Secure Computation Framework
13 June 2011
Today, we are releasing our secure computation framework. Our Java-based framework and library enable programmers to build efficient and scalable privacy-preserving applications using Yao’s garbled circuit techniques.
This paper describes the framework in more detail:
Yan Huang, David Evans, Jonathan Katz, and Lior Malka. Faster Secure Two-Party Computation Using Garbled Circuits, 20th USENIX Security Symposium, San Francisco, CA. 8-12 August 2011. [PDF, 16 pages]

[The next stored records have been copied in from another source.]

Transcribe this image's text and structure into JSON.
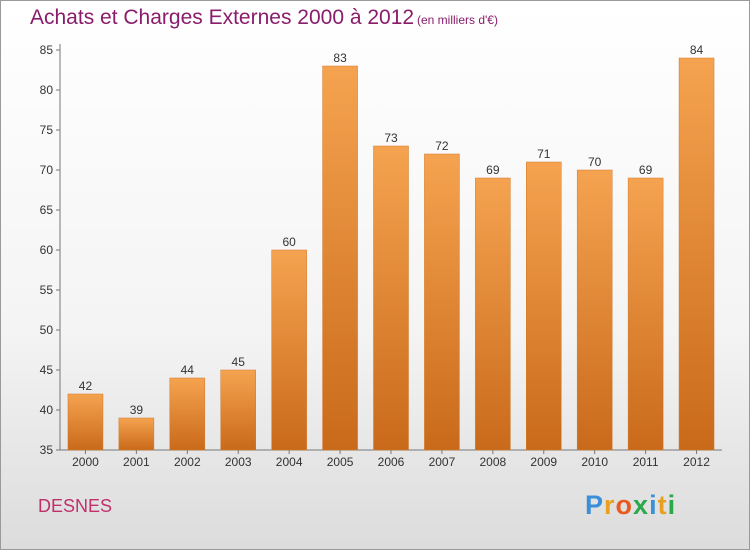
{
  "chart_data": {
    "type": "bar",
    "title": "Achats et Charges Externes 2000 à 2012",
    "subtitle": "(en milliers d'€)",
    "xlabel": "",
    "ylabel": "",
    "categories": [
      "2000",
      "2001",
      "2002",
      "2003",
      "2004",
      "2005",
      "2006",
      "2007",
      "2008",
      "2009",
      "2010",
      "2011",
      "2012"
    ],
    "values": [
      42,
      39,
      44,
      45,
      60,
      83,
      73,
      72,
      69,
      71,
      70,
      69,
      84
    ],
    "ylim": [
      35,
      85
    ],
    "yticks": [
      35,
      40,
      45,
      50,
      55,
      60,
      65,
      70,
      75,
      80,
      85
    ],
    "grid": false,
    "legend": "none",
    "bar_color_top": "#f5a350",
    "bar_color_bottom": "#c96a1a"
  },
  "footer": {
    "city": "DESNES",
    "logo_letters": [
      "P",
      "r",
      "o",
      "x",
      "i",
      "t",
      "i"
    ],
    "logo_colors": [
      "#3a8fd8",
      "#e8a020",
      "#e85a20",
      "#2aa84a",
      "#3a8fd8",
      "#e8a020",
      "#2aa84a"
    ]
  }
}
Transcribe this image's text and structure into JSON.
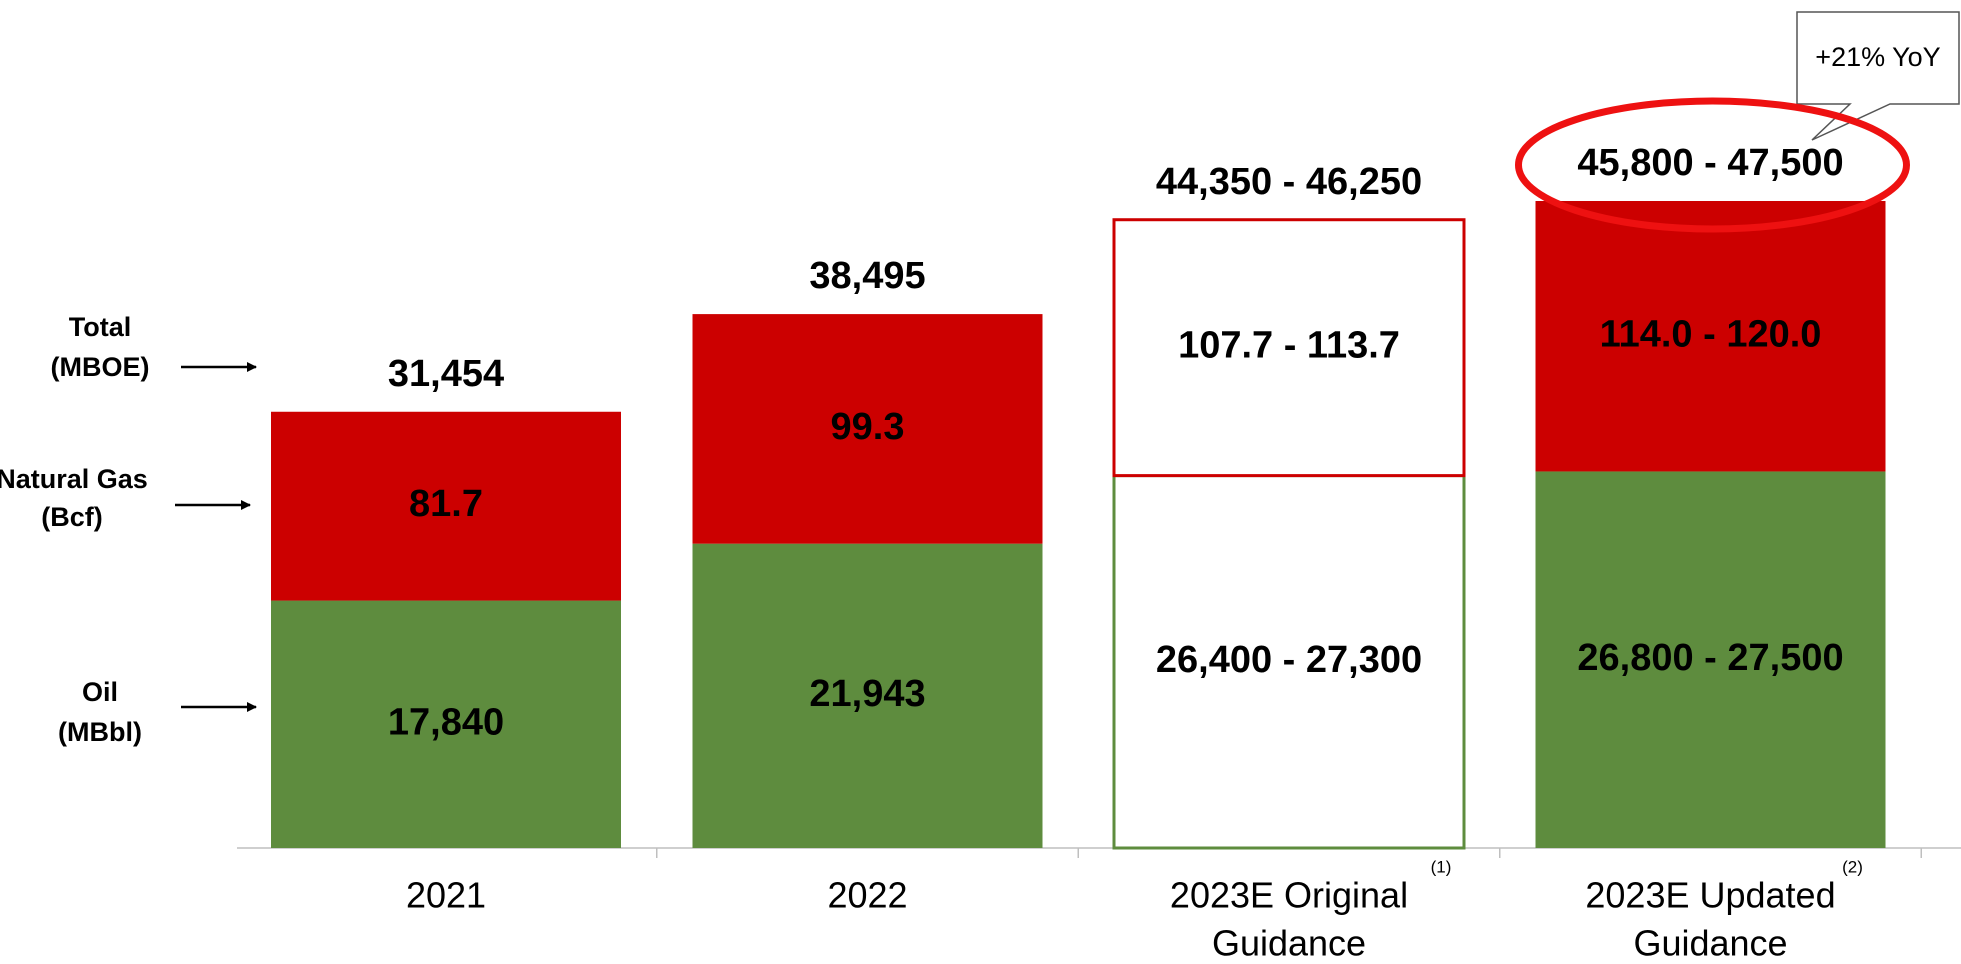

Abstract. Secure two-party computation enables two parties to evaluate a function cooperatively without revealing to either party anything beyond the function’s output. The garbled-circuit technique, a generic approach to secure two-party computation for semi-honest participants, was developed by Yao in the 1980s, but has been viewed as being of limited practical significance due to its inefficiency. We demonstrate several techniques for improving the running time and memory requirements of the garbled-circuit technique, resulting in an implementation of generic secure two-party computation that is significantly faster than any previously reported while also scaling to arbitrarily large circuits. We validate our approach by demonstrating secure computation of circuits with over 109 gates at a rate of roughly 10 microseconds per garbled gate, and showing order-of-magnitude improvements over the best previous privacy-preserving protocols for computing Hamming distance, Levenshtein distance, Smith-Waterman genome alignment, and AES.
The framework and applications are available under the MIT open source license: Download Fast Garbled Circuits Framework.
Yan Huang will present the paper at USENIX Security Symposium in San Francisco this August.